The stars were sleeping, as far as this side of the world was concerned. By the light of this system's central one, however, Kabe traveled the streams and found his way here. One single ray of light cut through the overcast and widened its beam across the steps of the establishment's porch.
The atmosphere grew heavy and then dark as a swirl of black, speckled feathers suddenly rose up from the earth like a cyclone. The star-eyed man rose up within the hurricane and gathered the feathers close to his skin. He had been practicing new tricks, old and forgotten glamours. From his own wings he formed and folded himself a suit of charcoal gray, and a white linen shirt. When the tornado of feathers subsided, there he stood, straightening his collar and regarding this place with a self-satisfied smirk.
Old, forgotten bloodstains and the broken promises littering the place opened its doors to Kasdeja. From what was once red, black, green, blue or golden blood soaked into the boards and reduced to nothing but brown through the machinations of Time, motes and sparks and gold dust coalesced. They gathered, slow and sure and dazzling enough until they swirled and lit and the room was lit as if by its own miniature sun. When it subsided, the great golden wings spread and folded over their bearer, vanishing into the battered, fitted denim and half-bothered to button shirt in black. The hair flowing straight down past his hips seemed to match the seriousness written across his face rather well, and his arms folded. "This is the place." Always questions without questioning.
While the other winged being was forming himself in the common room, the man in the suit with the voids filled with stars for eyes walked up the steps with a sedate surety and shoved open the double doors to make his grand entrance.
He stepped over the threshold, looking left and right, and continued on without pause to allow the doors to swing shut in his wake. He breathed deep those old but not forgotten scents, and sighed out. "Aaaaah." Then he said, "This is the place." His words, though an echo, were a confirmation and not a question at all.
Only the turn of his head suggested his eyes moved to look at anything at all. There were no pupils nor sclera, only a never-ending vastness of dark, and the whole of the universe contained within. Little specks of a miniaturized infinity that twinkled as stars and planetary bodies do. He nodded to Kas and then regarded a woman with a never-ending sort of amusement stuck to his mouth.

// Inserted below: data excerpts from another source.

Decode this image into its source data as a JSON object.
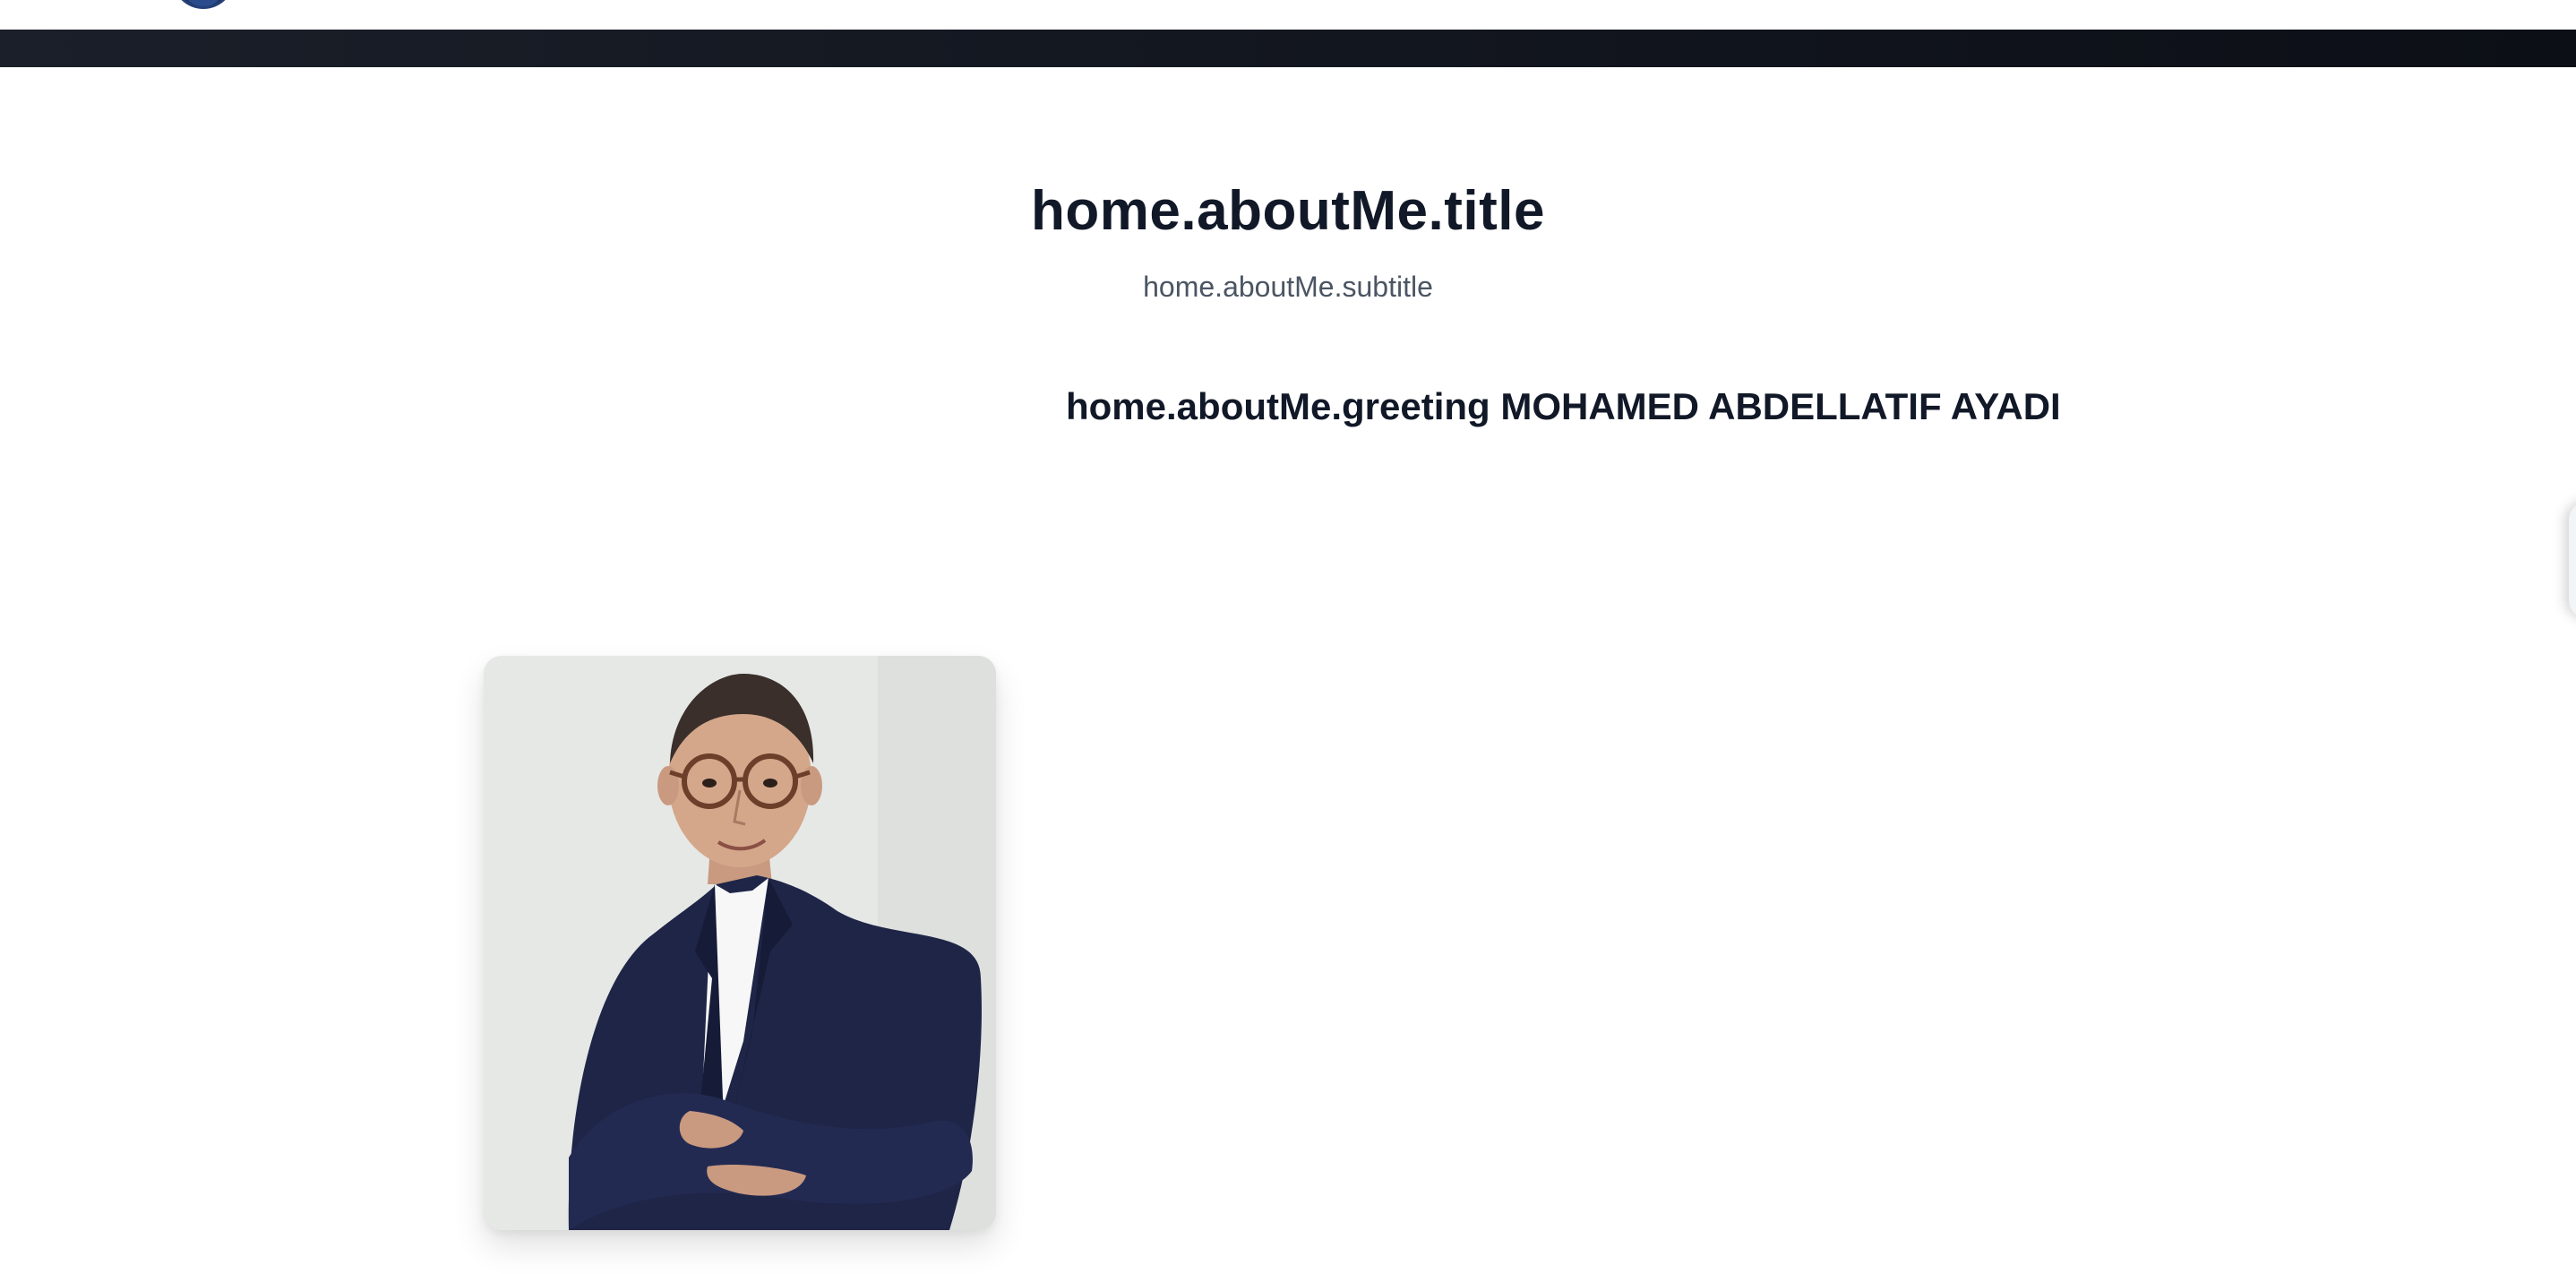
{
  "header": {
    "logo_icon": "profile-logo-icon"
  },
  "about": {
    "title": "home.aboutMe.title",
    "subtitle": "home.aboutMe.subtitle",
    "greeting": "home.aboutMe.greeting MOHAMED ABDELLATIF AYADI"
  },
  "portrait": {
    "icon": "portrait-photo",
    "alt": "Portrait of Mohamed Abdellatif Ayadi"
  },
  "colors": {
    "heading": "#111827",
    "subtitle": "#4b5563",
    "band": "#141821",
    "suit": "#1f2547"
  }
}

"Filthy," he remarked, to which of them we could not say. But he stepped around a table, dragging his fingers across the grime before rubbing them together when he lifted his hand. "Just as I remember it."
A stark enough contrast, the man whose eyes shone like gold, and the glamour enough to keep them looking nearly normal. Nearly. The faint trace of gold dust followed every move of those eyes, and the distinct lack of anything resembling a smile. "Something about this place charms you, of course." Long steps carry him closer to the bar. "Gloriam Dei, et devoret te, respice ad Grigory."
The amusement most assuredly had stuck, and echoed louder in his chuckle that had an almost devious quality of sound. His head tipped as he moved, as if to regard the woman who was muttering to herself in Latin. "Veteris linguae. Verba veteris. Vetera." One star, that one right there, Megrez, twinkled with the mirth in his left eye, but only that one. An equally long stride took him following the other man with his long, long hair, but he took his pause at the end to run his fingers, almost lovingly, along the edge of the battle-scarred countertop.
"This place is one of fond memories for me," he said to his fellow. Even the memories involving getting punched, or was it high-heel kicked, in the nose. Which had earned him a delightful nickname from a certain sadistic someone he knew.